Bishop lauds Simpsons for talking about faith
However, The Simpsons has been praised by one Catholic Bishop as the only programme on television that deals with the issue of faith.
In a wide-ranging address in which he also warned against the dangers posed by the growing cult of celebrity, the Bishop of Limerick Dr Donal Murray said religion never comes into question on most television dramas and soaps, and “since the departure of Glenroe, nobody goes to Mass”.
He said, however, that one exception was The Simpsons, which while sometimes satirising various faiths, at least deals with religion in most of its episodes.
Dr Murray said Irish people have become embarrassed by religious expression, which now only appears in the public eye in the form of controversies or scandals.
The bishop was speaking on the subject of “Religion and the Secular in Contemporary Ireland” at the 10th annual Ceifin conference, which opened in Ennis yesterday.
“We have passed from a society where faith and public manifestations of faith were the norm, to a society which is, at best, embarrassed by any public visibility of faith,” he said.
“Faith appears in the public arena in the form of controversies, scandals and personalities rather than questions about God,” he said.
The bishop also warned young people against the obsession of becoming a celebrity, which he said is dangerous to both themselves and society.

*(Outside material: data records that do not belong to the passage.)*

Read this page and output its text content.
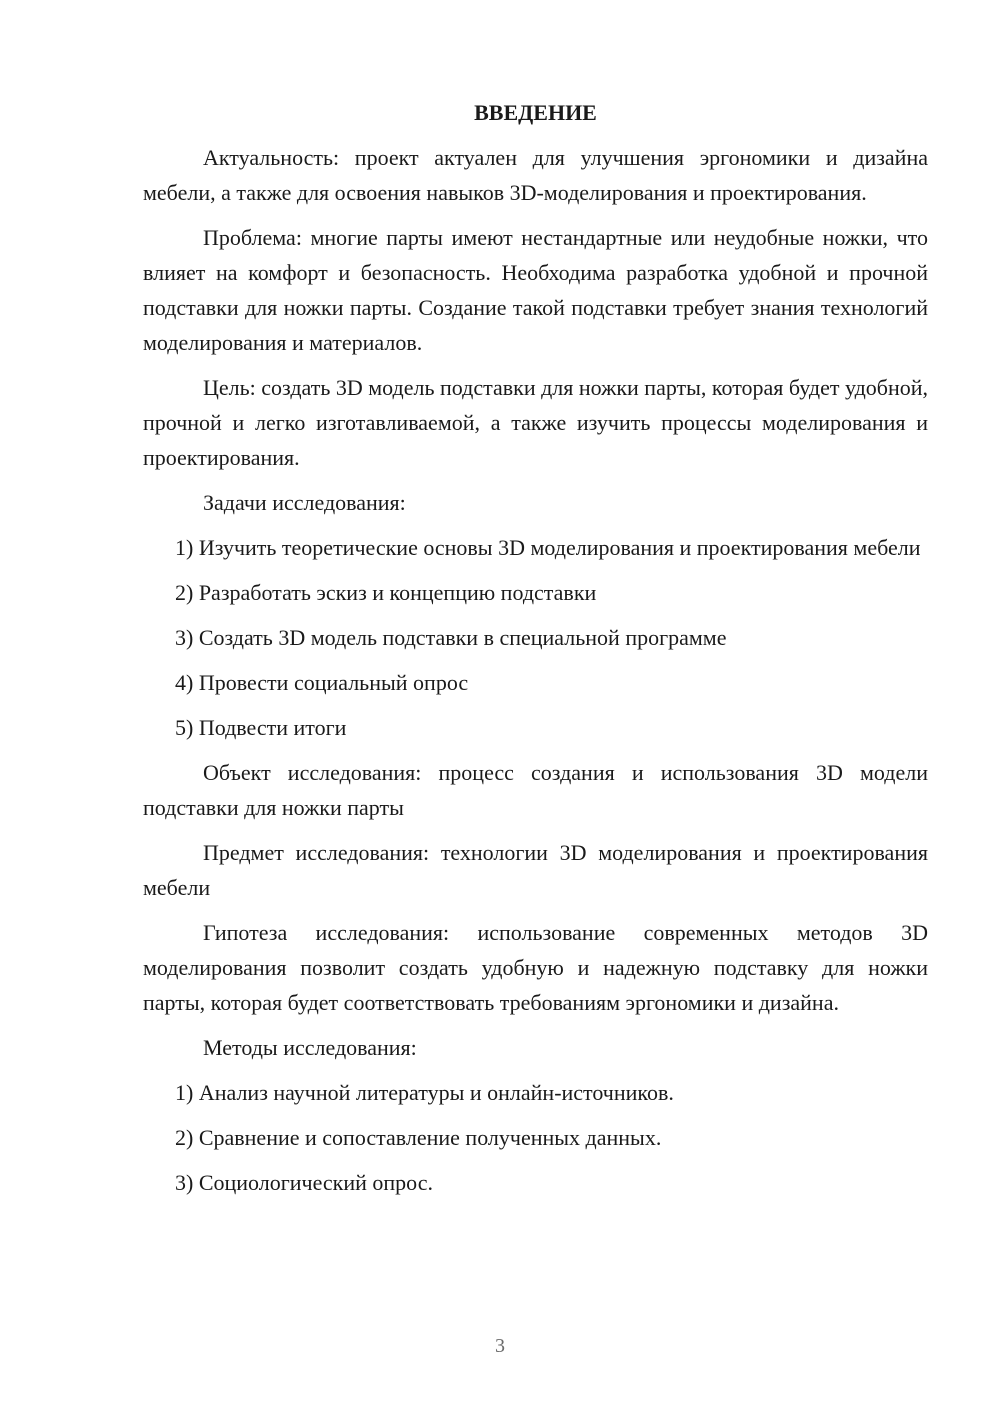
ВВЕДЕНИЕ

Актуальность: проект актуален для улучшения эргономики и дизайна мебели, а также для освоения навыков 3D-моделирования и проектирования.

Проблема: многие парты имеют нестандартные или неудобные ножки, что влияет на комфорт и безопасность. Необходима разработка удобной и прочной подставки для ножки парты. Создание такой подставки требует знания технологий моделирования и материалов.

Цель: создать 3D модель подставки для ножки парты, которая будет удобной, прочной и легко изготавливаемой, а также изучить процессы моделирования и проектирования.

Задачи исследования:

1) Изучить теоретические основы 3D моделирования и проектирования мебели

2) Разработать эскиз и концепцию подставки

3) Создать 3D модель подставки в специальной программе

4) Провести социальный опрос

5) Подвести итоги

Объект исследования: процесс создания и использования 3D модели подставки для ножки парты

Предмет исследования: технологии 3D моделирования и проектирования мебели

Гипотеза исследования: использование современных методов 3D моделирования позволит создать удобную и надежную подставку для ножки парты, которая будет соответствовать требованиям эргономики и дизайна.

Методы исследования:

1) Анализ научной литературы и онлайн-источников.

2) Сравнение и сопоставление полученных данных.

3) Социологический опрос.

3
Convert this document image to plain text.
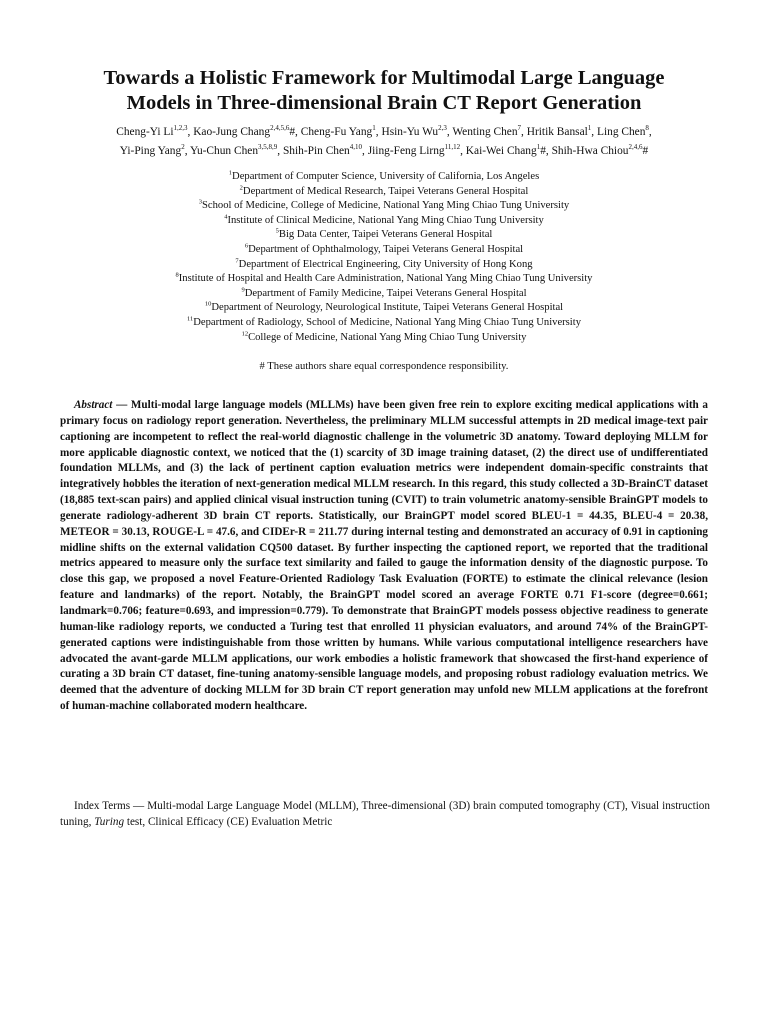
Towards a Holistic Framework for Multimodal Large Language
Models in Three-dimensional Brain CT Report Generation
Cheng-Yi Li$^{1,2,3}$, Kao-Jung Chang$^{2,4,5,6}$#, Cheng-Fu Yang$^1$, Hsin-Yu Wu$^{2,3}$, Wenting Chen$^7$, Hritik Bansal$^1$, Ling Chen$^8$,
Yi-Ping Yang$^2$, Yu-Chun Chen$^{3,5,8,9}$, Shih-Pin Chen$^{4,10}$, Jiing-Feng Lirng$^{11,12}$, Kai-Wei Chang$^1$#, Shih-Hwa Chiou$^{2,4,6}$#
$^1$Department of Computer Science, University of California, Los Angeles
$^2$Department of Medical Research, Taipei Veterans General Hospital
$^3$School of Medicine, College of Medicine, National Yang Ming Chiao Tung University
$^4$Institute of Clinical Medicine, National Yang Ming Chiao Tung University
$^5$Big Data Center, Taipei Veterans General Hospital
$^6$Department of Ophthalmology, Taipei Veterans General Hospital
$^7$Department of Electrical Engineering, City University of Hong Kong
$^8$Institute of Hospital and Health Care Administration, National Yang Ming Chiao Tung University
$^9$Department of Family Medicine, Taipei Veterans General Hospital
$^{10}$Department of Neurology, Neurological Institute, Taipei Veterans General Hospital
$^{11}$Department of Radiology, School of Medicine, National Yang Ming Chiao Tung University
$^{12}$College of Medicine, National Yang Ming Chiao Tung University

# These authors share equal correspondence responsibility.

Abstract — Multi-modal large language models (MLLMs) have been given free rein to explore exciting medical applications with a primary focus on radiology report generation. Nevertheless, the preliminary MLLM successful attempts in 2D medical image-text pair captioning are incompetent to reflect the real-world diagnostic challenge in the volumetric 3D anatomy. Toward deploying MLLM for more applicable diagnostic context, we noticed that the (1) scarcity of 3D image training dataset, (2) the direct use of undifferentiated foundation MLLMs, and (3) the lack of pertinent caption evaluation metrics were independent domain-specific constraints that integratively hobbles the iteration of next-generation medical MLLM research. In this regard, this study collected a 3D-BrainCT dataset (18,885 text-scan pairs) and applied clinical visual instruction tuning (CVIT) to train volumetric anatomy-sensible BrainGPT models to generate radiology-adherent 3D brain CT reports. Statistically, our BrainGPT model scored BLEU-1 = 44.35, BLEU-4 = 20.38, METEOR = 30.13, ROUGE-L = 47.6, and CIDEr-R = 211.77 during internal testing and demonstrated an accuracy of 0.91 in captioning midline shifts on the external validation CQ500 dataset. By further inspecting the captioned report, we reported that the traditional metrics appeared to measure only the surface text similarity and failed to gauge the information density of the diagnostic purpose. To close this gap, we proposed a novel Feature-Oriented Radiology Task Evaluation (FORTE) to estimate the clinical relevance (lesion feature and landmarks) of the report. Notably, the BrainGPT model scored an average FORTE 0.71 F1-score (degree=0.661; landmark=0.706; feature=0.693, and impression=0.779). To demonstrate that BrainGPT models possess objective readiness to generate human-like radiology reports, we conducted a Turing test that enrolled 11 physician evaluators, and around 74% of the BrainGPT-generated captions were indistinguishable from those written by humans. While various computational intelligence researchers have advocated the avant-garde MLLM applications, our work embodies a holistic framework that showcased the first-hand experience of curating a 3D brain CT dataset, fine-tuning anatomy-sensible language models, and proposing robust radiology evaluation metrics. We deemed that the adventure of docking MLLM for 3D brain CT report generation may unfold new MLLM applications at the forefront of human-machine collaborated modern healthcare.

Index Terms — Multi-modal Large Language Model (MLLM), Three-dimensional (3D) brain computed tomography (CT), Visual instruction tuning, Turing test, Clinical Efficacy (CE) Evaluation Metric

Dr Murray said “the greatest aspiration of young people today is to become a celebrity” and that a society which worships famous people will end up destroying itself.
“There is nothing wrong with popularity. If Jesus had been carried down from the temple, people would have flocked to him. But the relevance of the temptation is starkly clear to us today.
“Celebrities can be built up to an impossibly inflated position before we turn on them with an equally inflated hostility.
“When this happens, one can only hope that the people involved, whether pop stars or football managers or ‘personalities’ of any kind, have understood that there is more to life than this.
“A society which lives for celebrity will destroy not only its celebrities but itself,” he said.
Dr Murray told the conference: “Our affluent society has certainly forgotten something. We know — often only in theory I’m afraid — how a few hundred yards from comfortable affluence, decent people live surrounded by burnt-out houses, burnt-out cars, intimidation, poverty, unemployment, violence and drugs: conditions which the rest of us would find intolerable. Yet their plight remains largely invisible.
“There are many kinds of forgetfulness in our society — ways in which people feel excluded, lonely and neglected, in which the provision for healthcare and education remains inadequate. In being forgetful in these ways, we diminish ourselves and the way we relate to one another.”
At last year’s event, Ceifin founder Fr Harry Bohan claimed that Irish people had become obsessed with greed, gossip and shopping. At the opening of yesterday’s conference entitled Tracking the Tiger: A Decade of Change, he said: “Debate is vital because without it we can lose the language of values altogether and become completely swamped by the values of the commercial world.
“These, as we now know, can begin to interfere in areas of life where they have no place: family, health, law. Once they have taken a grip of these, society pays the price and for some, life begins to lose meaning.”